Bergkamen/Werne.
Zu viereinhalb Jahren Haft verurteilte die 33. Kammer des Landgerichtes Dortmund unter Vorsitz von Richter Peter Windgätter am heutigen Freitag den 51-jährigen Mann aus Werne, der seine Stieftochter seit ihrem 6. Lebensjahr über Jahre sexuell zum Teil schwer missbraucht hat. Bedeutend für die Kammer war die Glaubwürdigkeit des heute 19-jährigen Opfers, das sich erst mit 16 Jahren dazu hat durchringen können, ihren Stiefvater anzuzeigen.
Zum Schluss des Prozesses wollte der Angeklagte, der wegen Veruntreuung von Geldern eines Sparclubs bereits eine Ersatz-Freiheitsstrafe absitzt, die Glaubwürdigkeit seines Opfers erschüttern und ließ eine Vertreterin des Jugendamtes der Stadt Werne im Zeugenstand vernehmen. Die 46-Jährige konnte sich ohne Aktenstudium („Die Zeit reichte nicht.“) an wenig Details aus dem Jahr 2008 erinnern, als der 51-Jährige nach der Trennung von seiner Frau das alleinige Sorgerecht für die vier Kinder beantragt hatte.
Nur soviel: Seinerzeit sei auch schon von sexuellen Übergriffen die Rede gewesen, denen man in der Behörde allerdings zunächst nicht nachgegangen sei. Angaben des Angeklagten, seine Stieftochter habe ihn seinerzeit schon falsch belastet, wies die Vertreterin der Stadt allerdings zurück, so dass auch die überraschend erweiterte Beweisaufnahme keine neuen Erkenntnis brachte, sondern vielmehr die bekannten bestätigte.
Wichtigste Erkenntnis schöpfte die Kammer allerdings aus dem „überzeugenden Gutachten“ (Vorsitzender Richter), in dem die psychologische Sachverständige Dr. Melanie Badstieber dem Opfer attestierte: „Ohne realen Erlebnisbezug wären ihre genauen Schilderungen nicht möglich gewesen.“ Auch 13 Jahre nach dem ersten sexuellen Übergriff - damals musste sich das Kind auf die Stirn des ehemaligen Marinesoldaten und Lackierers setzen - seien die einschneidenden Erlebnisse nicht verblasst, die Gutachterin sprach von einem „guten Erinnerungsvermögen“, das mangels eigener Phantasie sehr realitätsnah sei. Eine Belastungstendenz aus Rache schloss sie aus.

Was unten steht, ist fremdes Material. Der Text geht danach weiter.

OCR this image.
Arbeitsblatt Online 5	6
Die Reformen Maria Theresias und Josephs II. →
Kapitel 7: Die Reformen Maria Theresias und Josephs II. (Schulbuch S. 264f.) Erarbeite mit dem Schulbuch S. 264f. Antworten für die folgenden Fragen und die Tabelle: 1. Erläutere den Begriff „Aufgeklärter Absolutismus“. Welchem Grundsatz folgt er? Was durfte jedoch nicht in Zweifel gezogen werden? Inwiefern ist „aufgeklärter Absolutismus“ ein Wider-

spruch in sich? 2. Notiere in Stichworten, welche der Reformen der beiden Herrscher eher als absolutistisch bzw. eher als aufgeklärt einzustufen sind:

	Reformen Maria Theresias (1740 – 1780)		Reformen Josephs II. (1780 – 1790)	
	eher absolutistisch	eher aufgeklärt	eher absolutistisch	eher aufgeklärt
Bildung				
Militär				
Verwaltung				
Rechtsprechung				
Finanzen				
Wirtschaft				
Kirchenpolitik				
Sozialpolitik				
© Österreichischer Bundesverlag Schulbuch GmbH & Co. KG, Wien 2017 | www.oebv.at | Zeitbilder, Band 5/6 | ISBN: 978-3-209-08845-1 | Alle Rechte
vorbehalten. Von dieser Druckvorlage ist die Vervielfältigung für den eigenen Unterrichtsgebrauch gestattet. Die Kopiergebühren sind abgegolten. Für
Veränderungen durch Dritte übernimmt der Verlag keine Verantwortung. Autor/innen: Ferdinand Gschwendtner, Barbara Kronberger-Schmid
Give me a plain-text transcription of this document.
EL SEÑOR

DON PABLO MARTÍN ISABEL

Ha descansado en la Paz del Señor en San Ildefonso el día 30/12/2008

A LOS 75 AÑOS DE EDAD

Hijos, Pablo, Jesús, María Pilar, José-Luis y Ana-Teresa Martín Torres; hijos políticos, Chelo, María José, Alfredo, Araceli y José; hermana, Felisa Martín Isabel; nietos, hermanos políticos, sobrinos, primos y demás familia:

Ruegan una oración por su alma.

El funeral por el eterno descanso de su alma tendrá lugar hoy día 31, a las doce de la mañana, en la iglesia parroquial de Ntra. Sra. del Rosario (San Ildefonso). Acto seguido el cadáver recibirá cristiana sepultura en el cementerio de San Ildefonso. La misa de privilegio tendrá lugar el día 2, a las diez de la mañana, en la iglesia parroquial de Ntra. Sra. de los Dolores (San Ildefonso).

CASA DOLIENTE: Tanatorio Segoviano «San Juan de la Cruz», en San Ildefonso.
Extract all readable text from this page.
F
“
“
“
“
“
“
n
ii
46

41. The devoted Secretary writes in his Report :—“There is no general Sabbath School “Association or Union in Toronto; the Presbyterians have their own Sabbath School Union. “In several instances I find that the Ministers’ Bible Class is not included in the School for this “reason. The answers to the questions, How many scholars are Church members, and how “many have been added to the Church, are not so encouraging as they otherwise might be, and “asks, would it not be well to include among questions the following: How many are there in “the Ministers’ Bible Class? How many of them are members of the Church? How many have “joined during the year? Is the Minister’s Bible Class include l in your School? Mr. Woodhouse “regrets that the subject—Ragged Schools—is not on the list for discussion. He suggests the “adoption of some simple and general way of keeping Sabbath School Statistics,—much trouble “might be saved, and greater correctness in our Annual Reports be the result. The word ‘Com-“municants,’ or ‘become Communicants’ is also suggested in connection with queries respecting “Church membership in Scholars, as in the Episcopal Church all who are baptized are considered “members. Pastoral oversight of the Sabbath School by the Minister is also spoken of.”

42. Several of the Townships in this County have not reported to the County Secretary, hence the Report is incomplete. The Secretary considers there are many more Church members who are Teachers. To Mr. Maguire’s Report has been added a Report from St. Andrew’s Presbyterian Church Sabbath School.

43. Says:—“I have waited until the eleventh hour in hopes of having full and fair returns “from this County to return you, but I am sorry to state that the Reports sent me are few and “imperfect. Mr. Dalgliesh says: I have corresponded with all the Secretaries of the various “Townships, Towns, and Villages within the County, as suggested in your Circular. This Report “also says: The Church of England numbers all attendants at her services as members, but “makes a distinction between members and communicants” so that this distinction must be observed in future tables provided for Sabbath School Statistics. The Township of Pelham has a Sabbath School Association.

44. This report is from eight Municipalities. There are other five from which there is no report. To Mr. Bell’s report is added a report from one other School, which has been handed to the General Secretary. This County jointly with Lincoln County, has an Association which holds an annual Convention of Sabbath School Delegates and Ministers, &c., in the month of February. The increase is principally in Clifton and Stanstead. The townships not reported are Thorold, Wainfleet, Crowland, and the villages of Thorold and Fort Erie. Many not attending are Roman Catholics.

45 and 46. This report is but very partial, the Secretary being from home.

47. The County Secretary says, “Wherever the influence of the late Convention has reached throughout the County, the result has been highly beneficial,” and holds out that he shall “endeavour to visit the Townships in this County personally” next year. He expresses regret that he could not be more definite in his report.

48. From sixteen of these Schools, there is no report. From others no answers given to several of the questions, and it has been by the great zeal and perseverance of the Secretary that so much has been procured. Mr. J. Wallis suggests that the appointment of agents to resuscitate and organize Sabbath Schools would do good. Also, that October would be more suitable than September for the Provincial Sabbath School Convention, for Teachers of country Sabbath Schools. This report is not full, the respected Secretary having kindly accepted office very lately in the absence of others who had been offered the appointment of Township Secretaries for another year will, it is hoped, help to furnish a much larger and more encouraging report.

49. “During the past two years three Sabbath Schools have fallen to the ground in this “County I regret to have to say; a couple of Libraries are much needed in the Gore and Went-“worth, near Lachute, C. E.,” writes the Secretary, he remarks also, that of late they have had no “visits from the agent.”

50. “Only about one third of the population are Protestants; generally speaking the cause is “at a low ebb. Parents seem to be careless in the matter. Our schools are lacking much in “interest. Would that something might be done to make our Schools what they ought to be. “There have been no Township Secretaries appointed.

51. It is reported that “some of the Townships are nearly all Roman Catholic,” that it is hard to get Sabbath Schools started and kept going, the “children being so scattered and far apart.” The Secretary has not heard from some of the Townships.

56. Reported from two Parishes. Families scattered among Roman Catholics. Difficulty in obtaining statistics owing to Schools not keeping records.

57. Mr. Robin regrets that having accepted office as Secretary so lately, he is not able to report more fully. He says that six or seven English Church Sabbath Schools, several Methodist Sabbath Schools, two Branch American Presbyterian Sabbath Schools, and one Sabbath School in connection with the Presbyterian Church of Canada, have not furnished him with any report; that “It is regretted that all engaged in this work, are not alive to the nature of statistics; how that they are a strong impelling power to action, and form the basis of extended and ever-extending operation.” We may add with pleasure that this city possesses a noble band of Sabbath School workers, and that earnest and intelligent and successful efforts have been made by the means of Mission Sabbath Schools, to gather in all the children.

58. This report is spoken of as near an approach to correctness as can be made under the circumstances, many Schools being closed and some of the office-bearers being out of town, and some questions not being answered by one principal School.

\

So berichtete die junge Frau, die mit 15 selbst Mutter wurde, ruhig und besonnen von bis zu 30 sexuellen Belästigungen in der Woche, die selbst die Anwesenheit der Mutter oder einer Skatrunde im Nachbarraum nicht verhindern konnte. Auf dem Weg zur Toilette sei der Stiefvater, der sich gern schon mal einen trank, im Kinderzimmer vorbeigekommen und habe sie, wie er es stets nannte, „zur Strafe“ gezwungen: Mal zu einer kurzen Berührung, dann zur versuchten und später zur vollendeten Vergewaltigung. Bis vor gut vier Jahren, als sie mit ihrem Sohn schwanger war, so dass der Angeklagte von ihr abließ und sie ihre jüngere Schwester (10) vor einem ähnlichen Schicksal bewahren wollte.
Am Tag vor der Urteilsverkündung nahm der an Handschellen gefesselte Angeklagte im Gerichtssaal noch seine 17-jährige Lebensgefährtin in die Arme und war von einem Freispruch überzeugt. Die Freiheitsstrafe nahm er sprach- und regungslos entgegen.